Face à une soeur bigote (Hélène Surgère),
un psychiatre conventionnel (Féodor Atkine), un curé fantasque
(Nicolas Raccah), Le Caïman va être confronté à
ses démons durant une nuit entière où l'épouse
tentera de recadrer leur relation dans une perspective amoureuse et
intellectuelle.
En effet tiraillé entre un fervent catholicisme de jeunesse et
une conceptualisation professionnelle du marxisme, le professeur de l'Ecole
Normale sentira vaciller ses convictions au point de renier l'ensemble de
son oeuvre philosophique inspirée sous l'emprise du militantisme de
sa femme.
C'est d'ailleurs du point de vue féminin que s'avance la pièce
d'Antoine Rault montrant que, dès leur première rencontre,
l'amour exclusif de la dame pour le maître à penser fut à
l'origine d'une union qu'elle imposa aux deux partenaires.

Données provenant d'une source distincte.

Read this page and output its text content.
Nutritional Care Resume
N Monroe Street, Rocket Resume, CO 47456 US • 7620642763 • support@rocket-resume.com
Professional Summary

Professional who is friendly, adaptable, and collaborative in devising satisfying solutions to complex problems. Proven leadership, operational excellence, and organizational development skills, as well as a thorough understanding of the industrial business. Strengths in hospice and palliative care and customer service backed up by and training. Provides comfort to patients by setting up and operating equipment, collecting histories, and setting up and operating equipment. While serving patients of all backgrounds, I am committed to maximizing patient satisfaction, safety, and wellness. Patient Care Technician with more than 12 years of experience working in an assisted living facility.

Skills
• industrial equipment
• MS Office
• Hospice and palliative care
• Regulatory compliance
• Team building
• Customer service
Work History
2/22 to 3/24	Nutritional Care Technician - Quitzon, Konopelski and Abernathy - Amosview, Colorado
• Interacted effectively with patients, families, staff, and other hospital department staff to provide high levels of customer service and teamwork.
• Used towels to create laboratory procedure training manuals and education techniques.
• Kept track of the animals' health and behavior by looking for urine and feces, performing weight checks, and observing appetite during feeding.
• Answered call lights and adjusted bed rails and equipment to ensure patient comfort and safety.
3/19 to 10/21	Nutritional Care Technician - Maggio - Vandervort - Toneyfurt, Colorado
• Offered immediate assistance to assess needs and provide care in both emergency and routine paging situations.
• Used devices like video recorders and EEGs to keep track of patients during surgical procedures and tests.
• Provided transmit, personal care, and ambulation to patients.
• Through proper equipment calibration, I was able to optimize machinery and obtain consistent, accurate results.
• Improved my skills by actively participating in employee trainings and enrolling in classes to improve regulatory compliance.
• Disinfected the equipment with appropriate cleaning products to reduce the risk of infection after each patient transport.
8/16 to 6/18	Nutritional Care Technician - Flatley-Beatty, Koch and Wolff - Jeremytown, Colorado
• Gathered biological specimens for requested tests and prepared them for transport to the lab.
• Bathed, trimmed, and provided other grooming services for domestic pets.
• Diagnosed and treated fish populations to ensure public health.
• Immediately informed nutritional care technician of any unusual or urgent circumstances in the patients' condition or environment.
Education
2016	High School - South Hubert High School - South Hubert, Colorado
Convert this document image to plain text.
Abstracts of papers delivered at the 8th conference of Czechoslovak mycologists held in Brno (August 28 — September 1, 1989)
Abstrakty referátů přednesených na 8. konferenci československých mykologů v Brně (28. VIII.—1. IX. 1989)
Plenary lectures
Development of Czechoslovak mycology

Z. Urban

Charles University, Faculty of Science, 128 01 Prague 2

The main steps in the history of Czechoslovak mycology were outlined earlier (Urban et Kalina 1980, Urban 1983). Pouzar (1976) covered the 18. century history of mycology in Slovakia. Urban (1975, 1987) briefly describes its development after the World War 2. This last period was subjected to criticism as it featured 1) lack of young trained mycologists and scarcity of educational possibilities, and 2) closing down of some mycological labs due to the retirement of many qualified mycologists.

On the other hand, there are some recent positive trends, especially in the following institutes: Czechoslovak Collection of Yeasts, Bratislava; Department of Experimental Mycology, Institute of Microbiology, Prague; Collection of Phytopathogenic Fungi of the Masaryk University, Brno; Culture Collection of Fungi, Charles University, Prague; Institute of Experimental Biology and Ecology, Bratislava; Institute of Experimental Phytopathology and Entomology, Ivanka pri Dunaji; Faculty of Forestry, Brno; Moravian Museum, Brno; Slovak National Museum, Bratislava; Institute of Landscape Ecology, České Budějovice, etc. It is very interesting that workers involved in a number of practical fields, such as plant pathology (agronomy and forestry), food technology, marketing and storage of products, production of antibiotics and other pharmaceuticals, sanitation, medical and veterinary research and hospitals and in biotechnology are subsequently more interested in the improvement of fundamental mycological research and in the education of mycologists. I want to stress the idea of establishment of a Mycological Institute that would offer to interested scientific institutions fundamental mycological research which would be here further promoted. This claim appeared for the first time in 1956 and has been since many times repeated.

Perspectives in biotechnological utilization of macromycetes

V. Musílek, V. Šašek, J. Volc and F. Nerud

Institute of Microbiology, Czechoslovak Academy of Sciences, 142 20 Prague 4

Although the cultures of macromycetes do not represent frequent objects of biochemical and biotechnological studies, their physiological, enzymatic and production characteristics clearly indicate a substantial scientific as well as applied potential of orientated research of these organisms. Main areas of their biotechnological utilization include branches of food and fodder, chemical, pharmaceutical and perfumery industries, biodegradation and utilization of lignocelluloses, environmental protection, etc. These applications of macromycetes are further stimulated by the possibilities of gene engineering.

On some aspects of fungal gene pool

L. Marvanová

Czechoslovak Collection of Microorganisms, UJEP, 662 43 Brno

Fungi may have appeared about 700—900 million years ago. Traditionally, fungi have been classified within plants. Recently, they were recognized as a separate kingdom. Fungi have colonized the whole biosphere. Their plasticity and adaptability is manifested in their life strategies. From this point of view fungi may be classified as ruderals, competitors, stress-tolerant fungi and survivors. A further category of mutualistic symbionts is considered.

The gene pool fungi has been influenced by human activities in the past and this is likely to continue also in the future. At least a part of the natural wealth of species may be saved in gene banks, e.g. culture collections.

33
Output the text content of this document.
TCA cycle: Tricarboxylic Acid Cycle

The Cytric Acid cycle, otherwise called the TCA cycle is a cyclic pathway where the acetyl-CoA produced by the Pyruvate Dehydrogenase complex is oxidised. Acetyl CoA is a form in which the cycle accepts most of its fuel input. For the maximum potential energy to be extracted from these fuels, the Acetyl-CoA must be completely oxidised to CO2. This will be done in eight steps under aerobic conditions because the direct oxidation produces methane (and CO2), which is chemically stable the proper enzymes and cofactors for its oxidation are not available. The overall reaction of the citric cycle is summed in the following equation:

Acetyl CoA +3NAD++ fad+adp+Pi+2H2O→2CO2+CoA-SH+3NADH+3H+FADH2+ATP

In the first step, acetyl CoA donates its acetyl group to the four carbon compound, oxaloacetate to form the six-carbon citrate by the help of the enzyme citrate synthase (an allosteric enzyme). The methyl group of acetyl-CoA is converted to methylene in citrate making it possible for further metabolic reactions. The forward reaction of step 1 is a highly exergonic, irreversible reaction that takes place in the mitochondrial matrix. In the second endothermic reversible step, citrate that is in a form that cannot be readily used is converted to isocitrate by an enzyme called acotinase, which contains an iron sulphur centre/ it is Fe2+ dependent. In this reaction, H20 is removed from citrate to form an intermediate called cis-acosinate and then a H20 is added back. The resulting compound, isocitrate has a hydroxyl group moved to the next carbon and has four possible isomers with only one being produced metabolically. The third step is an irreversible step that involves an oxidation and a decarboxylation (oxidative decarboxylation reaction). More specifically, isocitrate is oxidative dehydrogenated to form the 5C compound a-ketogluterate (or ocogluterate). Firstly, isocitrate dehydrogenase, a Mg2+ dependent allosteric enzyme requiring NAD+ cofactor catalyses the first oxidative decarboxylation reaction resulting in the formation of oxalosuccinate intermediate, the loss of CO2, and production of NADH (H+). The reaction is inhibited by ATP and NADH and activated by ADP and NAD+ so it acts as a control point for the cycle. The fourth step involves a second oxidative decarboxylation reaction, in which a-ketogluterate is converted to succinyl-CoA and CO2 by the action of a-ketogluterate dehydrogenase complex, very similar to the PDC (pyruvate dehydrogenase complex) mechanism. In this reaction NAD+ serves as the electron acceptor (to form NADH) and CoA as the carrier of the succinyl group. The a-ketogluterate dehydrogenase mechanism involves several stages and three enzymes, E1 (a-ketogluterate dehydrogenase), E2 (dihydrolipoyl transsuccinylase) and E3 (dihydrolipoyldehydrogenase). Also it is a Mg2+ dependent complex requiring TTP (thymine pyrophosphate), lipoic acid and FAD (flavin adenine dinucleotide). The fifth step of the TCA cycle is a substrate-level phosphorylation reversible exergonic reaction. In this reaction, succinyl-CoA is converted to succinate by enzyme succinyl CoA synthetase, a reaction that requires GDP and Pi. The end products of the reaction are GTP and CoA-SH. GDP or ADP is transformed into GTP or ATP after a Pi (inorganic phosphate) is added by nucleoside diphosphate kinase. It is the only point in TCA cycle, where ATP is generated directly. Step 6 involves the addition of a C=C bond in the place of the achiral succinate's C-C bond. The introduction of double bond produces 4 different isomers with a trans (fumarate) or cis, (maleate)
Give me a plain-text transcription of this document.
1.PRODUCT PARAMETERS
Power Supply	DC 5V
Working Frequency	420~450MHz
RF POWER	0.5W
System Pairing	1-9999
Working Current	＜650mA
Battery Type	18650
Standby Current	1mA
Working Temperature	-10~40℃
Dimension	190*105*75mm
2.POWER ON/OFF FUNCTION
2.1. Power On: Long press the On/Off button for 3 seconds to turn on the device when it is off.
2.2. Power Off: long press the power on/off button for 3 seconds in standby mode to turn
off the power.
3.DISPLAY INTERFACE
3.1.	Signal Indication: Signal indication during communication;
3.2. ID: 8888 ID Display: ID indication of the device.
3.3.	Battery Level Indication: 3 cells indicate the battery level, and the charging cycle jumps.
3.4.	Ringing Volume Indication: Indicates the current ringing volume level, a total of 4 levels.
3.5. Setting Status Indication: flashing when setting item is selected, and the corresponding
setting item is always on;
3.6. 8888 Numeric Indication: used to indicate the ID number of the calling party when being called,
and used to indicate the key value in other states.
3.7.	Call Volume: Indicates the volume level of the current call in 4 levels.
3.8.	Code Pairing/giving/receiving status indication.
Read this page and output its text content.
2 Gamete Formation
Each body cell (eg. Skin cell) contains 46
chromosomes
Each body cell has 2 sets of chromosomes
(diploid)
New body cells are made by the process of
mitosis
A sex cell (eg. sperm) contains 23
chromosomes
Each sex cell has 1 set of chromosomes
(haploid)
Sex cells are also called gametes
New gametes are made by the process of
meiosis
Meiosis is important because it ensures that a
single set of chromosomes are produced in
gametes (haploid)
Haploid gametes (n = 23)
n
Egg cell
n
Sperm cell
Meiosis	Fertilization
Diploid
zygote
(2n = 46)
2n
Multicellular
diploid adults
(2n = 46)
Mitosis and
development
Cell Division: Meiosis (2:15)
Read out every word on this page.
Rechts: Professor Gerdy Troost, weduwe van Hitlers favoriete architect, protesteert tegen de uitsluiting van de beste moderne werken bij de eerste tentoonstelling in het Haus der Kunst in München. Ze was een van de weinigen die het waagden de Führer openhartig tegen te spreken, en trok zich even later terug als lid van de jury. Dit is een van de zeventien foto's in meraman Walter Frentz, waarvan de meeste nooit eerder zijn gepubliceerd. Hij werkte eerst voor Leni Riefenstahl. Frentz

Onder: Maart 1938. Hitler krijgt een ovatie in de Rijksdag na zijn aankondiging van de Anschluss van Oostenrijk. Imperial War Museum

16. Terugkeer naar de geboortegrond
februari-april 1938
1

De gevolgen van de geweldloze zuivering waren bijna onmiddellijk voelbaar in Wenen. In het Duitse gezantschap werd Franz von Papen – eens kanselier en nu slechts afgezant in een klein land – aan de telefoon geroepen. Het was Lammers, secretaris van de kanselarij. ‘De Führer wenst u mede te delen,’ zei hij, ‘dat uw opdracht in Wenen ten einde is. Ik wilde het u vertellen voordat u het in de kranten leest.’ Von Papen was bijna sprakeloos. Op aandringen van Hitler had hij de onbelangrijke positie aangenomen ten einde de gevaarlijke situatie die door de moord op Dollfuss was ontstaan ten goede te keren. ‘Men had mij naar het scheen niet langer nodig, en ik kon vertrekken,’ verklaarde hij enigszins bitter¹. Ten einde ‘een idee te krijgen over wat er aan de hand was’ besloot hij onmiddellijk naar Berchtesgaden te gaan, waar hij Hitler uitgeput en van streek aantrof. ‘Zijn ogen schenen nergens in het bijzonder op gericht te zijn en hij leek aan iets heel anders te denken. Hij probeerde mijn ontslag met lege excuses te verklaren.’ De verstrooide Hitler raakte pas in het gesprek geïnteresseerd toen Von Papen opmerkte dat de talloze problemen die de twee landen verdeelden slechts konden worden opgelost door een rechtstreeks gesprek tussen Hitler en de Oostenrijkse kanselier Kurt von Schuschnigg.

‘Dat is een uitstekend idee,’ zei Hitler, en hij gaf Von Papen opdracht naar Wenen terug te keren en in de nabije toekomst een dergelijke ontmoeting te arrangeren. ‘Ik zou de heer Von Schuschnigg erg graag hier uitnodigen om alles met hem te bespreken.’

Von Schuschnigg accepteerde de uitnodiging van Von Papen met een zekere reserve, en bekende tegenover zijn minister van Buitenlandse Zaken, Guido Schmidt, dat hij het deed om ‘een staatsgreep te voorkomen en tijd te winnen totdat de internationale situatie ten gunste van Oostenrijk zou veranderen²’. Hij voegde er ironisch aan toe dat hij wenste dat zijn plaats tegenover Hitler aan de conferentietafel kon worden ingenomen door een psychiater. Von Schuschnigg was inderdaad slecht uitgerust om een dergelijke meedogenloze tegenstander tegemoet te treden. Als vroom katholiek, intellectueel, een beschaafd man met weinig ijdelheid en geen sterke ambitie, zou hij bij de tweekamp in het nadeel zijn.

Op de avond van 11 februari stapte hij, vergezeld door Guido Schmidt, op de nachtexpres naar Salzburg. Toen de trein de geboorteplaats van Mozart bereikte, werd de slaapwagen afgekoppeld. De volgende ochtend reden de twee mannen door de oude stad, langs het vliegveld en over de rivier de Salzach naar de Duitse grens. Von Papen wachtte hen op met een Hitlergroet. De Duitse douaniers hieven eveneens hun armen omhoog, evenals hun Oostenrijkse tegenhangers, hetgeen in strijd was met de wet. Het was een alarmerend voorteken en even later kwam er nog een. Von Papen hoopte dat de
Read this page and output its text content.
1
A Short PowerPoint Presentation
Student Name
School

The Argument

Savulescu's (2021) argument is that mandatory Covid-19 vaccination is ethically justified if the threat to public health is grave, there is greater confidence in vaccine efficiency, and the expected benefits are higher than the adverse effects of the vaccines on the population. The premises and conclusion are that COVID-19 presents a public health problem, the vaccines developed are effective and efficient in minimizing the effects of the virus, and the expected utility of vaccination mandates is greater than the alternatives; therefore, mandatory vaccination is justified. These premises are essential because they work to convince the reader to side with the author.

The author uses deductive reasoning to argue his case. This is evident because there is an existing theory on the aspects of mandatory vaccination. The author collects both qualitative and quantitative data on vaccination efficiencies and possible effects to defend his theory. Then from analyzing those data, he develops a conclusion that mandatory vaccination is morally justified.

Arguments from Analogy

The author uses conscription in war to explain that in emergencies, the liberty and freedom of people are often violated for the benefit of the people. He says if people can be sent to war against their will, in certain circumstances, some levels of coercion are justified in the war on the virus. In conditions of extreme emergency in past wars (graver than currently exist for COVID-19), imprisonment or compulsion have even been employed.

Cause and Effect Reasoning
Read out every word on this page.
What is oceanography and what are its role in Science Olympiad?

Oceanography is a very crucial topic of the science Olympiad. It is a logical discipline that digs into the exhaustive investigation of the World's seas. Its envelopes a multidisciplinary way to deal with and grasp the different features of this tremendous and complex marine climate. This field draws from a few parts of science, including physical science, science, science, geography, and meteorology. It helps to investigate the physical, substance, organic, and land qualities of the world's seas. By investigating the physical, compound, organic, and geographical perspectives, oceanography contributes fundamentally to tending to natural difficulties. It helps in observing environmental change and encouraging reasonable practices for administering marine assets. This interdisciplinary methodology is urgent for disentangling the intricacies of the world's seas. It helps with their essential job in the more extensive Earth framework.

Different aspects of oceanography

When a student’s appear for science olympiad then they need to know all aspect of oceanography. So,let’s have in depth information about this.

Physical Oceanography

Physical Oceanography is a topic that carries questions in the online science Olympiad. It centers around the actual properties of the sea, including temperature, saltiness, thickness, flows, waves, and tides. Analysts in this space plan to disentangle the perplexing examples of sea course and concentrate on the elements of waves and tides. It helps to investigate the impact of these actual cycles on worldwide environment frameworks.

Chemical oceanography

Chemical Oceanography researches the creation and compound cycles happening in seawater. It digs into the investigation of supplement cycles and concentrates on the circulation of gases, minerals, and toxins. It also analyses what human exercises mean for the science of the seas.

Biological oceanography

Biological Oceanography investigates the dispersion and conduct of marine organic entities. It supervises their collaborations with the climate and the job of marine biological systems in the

Difficile de savoir en ces heures de dénouement fatal, si la psychose
maniaco-dépressive va délier les langues au point de faire
éclater le malentendu initial de leur vécu partagé,
ou si au contraire la maladie mentale cache irrémédiablement
à l'un des protagonistes ce que l'autre membre du couple perçoit
encore de leur passion commune et créatrice de jadis.
Alors que Claude Rich semble jubiler en planant sur un vaste nuage flou
d'où il se complaît à induire la confusion, le doute
et le paradoxe, pendant ce temps Christiane Cohendy travaille la substance
conjugale en se coltinant avec la réalité brute.
Ainsi en temps réel, leurs proches vont assister à la
destruction inéluctable du couple qu'enfonce toujours davantage, dans
les profondeurs obscures, chacune des bouées du pragmatisme lancées
en vain sauvetage.
Les soubresauts de violence entrecoupés de plages de béatitude
ne sauraient tromper les cycles de plus en plus rapprochés du lent
processus de dégénérescence psychique.
A l'aube, tous les garde-fous auront cédé les uns après
les autres; ainsi c'est dans une fiévreuse danse au corps à
corps qu'Hélène donnera l'ultime gage de complicité
en donnant le signal du passage à l'acte: " Tu en as le courage !...
"... avant que de tomber à terre définitivement
étranglée.
De Marie-Trintignant à Louis Althusser, seuls les masques de la
notoriété pourraient faire croire au simulacre accidentel,
car les enjeux d'un couple en rupture n'appartiennent de facto qu'à
lui-même, fût-ce à son insu!...
Bien entendu l'auteur n'apporte aucune clé mais Claude Rich au
risque de choquer, ose déclarer son émotion face à l'atroce
beauté, à la pureté absolue de cet amour.
Ainsi le vertigineux décor en noir et blanc de Jean Hass
détermine sous les effets d'une intense luminosité signée
de Jean Kalman, l'évidence des affects dont la symbolique pourra
être mesurée à l'aune de l'empathie fictionnelle avec
la nuit du fameux crime de la rue d'Ulm en 1980.